Answer: Data in the "No Bkgd" folders is the raw, unprocessed proteomics data. Data in the "Bkgd Subtracted" folders were processed with the following parameters:
Noise segment from = 0.0
Noise segment from type = 12
Noise segment to = 1.0
Noise segment to type = 11
Noise fit width = 100.0
Noise fit width type = 5
Noise fit at least = 1.0
Noise fit at least type = 13
Noise sigma multiplier = 3.0
Noise number points = 10
Baseline smooth enabled = true
Baseline smooth width = 25
Question: Could you please explain the meaning of the spectra names in the H50_Proteinchip Info table and how they relate to patient identifiers?
Answer: The sample name refers to the Subject ID, and each serum sample from each subject is run under all conditions. The spectrum name is the Barcode of the Proteinchip with the well number - this is the unique ID for each spectrum. For example:
Line 738 = 1 080055198 (Bar code) = 29030401 (Subject ID) who is NF (=not fatigued= Sample group) this was run in B (=SpotName : where it was on the ProteinChip) = F1 (Fraction name: sera was frationated F1 to F6) on an H50 chip (=Array type) at a laser reading of 180 (= Laser low)
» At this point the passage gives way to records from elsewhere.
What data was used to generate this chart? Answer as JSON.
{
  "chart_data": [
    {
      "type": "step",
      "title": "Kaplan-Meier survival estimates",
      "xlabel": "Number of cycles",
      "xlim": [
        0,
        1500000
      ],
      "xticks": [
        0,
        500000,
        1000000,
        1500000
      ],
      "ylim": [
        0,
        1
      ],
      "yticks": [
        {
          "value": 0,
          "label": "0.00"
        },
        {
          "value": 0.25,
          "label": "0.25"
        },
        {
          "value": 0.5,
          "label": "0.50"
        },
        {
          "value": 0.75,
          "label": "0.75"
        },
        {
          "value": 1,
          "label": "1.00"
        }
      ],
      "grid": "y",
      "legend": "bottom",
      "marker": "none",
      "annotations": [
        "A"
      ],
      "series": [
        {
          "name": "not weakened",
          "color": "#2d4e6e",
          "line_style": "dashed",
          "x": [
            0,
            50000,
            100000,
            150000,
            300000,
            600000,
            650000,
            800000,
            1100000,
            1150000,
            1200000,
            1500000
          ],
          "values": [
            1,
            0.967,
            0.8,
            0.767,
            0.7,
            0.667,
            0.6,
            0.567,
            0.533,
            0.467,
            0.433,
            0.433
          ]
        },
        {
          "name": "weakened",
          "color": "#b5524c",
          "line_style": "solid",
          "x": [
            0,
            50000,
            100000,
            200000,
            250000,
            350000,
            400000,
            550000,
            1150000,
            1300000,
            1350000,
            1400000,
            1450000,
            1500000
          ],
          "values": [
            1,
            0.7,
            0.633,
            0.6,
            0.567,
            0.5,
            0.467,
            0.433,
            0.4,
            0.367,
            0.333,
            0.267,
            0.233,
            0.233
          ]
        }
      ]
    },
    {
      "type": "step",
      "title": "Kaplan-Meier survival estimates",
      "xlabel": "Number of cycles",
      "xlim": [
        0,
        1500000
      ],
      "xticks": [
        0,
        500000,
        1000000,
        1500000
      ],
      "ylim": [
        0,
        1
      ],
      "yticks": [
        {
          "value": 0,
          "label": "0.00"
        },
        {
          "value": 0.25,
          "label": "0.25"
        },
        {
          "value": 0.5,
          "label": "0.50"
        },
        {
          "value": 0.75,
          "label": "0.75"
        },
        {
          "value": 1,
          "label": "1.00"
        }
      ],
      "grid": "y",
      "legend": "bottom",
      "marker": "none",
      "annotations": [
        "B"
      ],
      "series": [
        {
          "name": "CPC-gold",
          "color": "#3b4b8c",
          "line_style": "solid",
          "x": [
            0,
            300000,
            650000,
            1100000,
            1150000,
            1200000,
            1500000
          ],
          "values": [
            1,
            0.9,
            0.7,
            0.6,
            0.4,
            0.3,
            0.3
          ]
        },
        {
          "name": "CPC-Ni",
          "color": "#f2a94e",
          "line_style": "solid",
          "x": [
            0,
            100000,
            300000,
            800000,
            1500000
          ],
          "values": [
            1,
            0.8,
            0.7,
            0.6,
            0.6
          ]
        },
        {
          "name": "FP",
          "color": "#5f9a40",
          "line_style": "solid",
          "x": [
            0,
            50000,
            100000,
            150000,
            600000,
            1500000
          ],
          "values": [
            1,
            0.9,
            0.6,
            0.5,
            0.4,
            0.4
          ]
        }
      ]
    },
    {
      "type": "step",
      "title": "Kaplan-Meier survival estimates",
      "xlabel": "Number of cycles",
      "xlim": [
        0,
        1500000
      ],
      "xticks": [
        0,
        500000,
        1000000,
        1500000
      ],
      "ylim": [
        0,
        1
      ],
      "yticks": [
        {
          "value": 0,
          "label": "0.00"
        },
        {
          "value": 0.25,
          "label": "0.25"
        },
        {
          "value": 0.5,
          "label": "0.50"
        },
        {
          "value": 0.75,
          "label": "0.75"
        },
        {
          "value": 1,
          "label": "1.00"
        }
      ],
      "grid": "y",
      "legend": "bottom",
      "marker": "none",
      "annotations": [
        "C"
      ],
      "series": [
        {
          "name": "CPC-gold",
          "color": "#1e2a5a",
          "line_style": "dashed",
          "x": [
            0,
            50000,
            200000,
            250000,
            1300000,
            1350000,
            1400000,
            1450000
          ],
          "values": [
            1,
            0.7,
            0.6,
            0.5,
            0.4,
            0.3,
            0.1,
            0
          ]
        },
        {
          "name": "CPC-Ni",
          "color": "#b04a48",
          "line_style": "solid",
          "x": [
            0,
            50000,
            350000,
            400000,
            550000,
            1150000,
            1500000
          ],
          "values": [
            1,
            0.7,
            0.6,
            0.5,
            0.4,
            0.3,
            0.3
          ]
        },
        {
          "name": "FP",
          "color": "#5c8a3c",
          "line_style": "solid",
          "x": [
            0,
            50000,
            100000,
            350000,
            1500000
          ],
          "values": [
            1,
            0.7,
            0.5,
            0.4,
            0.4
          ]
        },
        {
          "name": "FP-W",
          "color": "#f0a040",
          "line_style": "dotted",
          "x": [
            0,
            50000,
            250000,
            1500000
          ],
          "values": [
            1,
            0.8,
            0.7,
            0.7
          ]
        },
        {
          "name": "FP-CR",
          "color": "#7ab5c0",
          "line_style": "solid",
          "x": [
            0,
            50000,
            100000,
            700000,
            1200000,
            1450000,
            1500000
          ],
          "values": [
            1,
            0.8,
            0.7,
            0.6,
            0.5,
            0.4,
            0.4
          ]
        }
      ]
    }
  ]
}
So, each subject has several readings:
There are 4 chips
There are 6 fractions
There are 2 laser settings (Low and high)
And each sample is done in duplicate.
Question: There are 288 F4 records for H50 High energy in the excel spreadsheet but only 142 actual spectra files. What accounts for this?
Answer: A glitch in the spot protocol caused several chip/fraction combinations to be read at different laser intensities. Thus, some fractions have "extra" spectra. H50 high energy F4 was not in this group, which is not reflected in the spreadsheet but is reflected in the number of spectra files.
Question: Is there a way to connect a given peak in a spectrum with its identified peptide or protein?
Answer: There is only "indirect" information linking a protein to an MZ value. At the website http://us.expasy.org/tools/tagident.html you can enter the information you have on the protein regarding MZ (and pI = isoelectric point, this is related to the fraction that the peak come off in). You will get several possibilities for the protein ID. However, the "correct" ID of a protein would involve further experimental work. SELDI is an explorative tool, it does not give definitive answers on peptide and protein identification.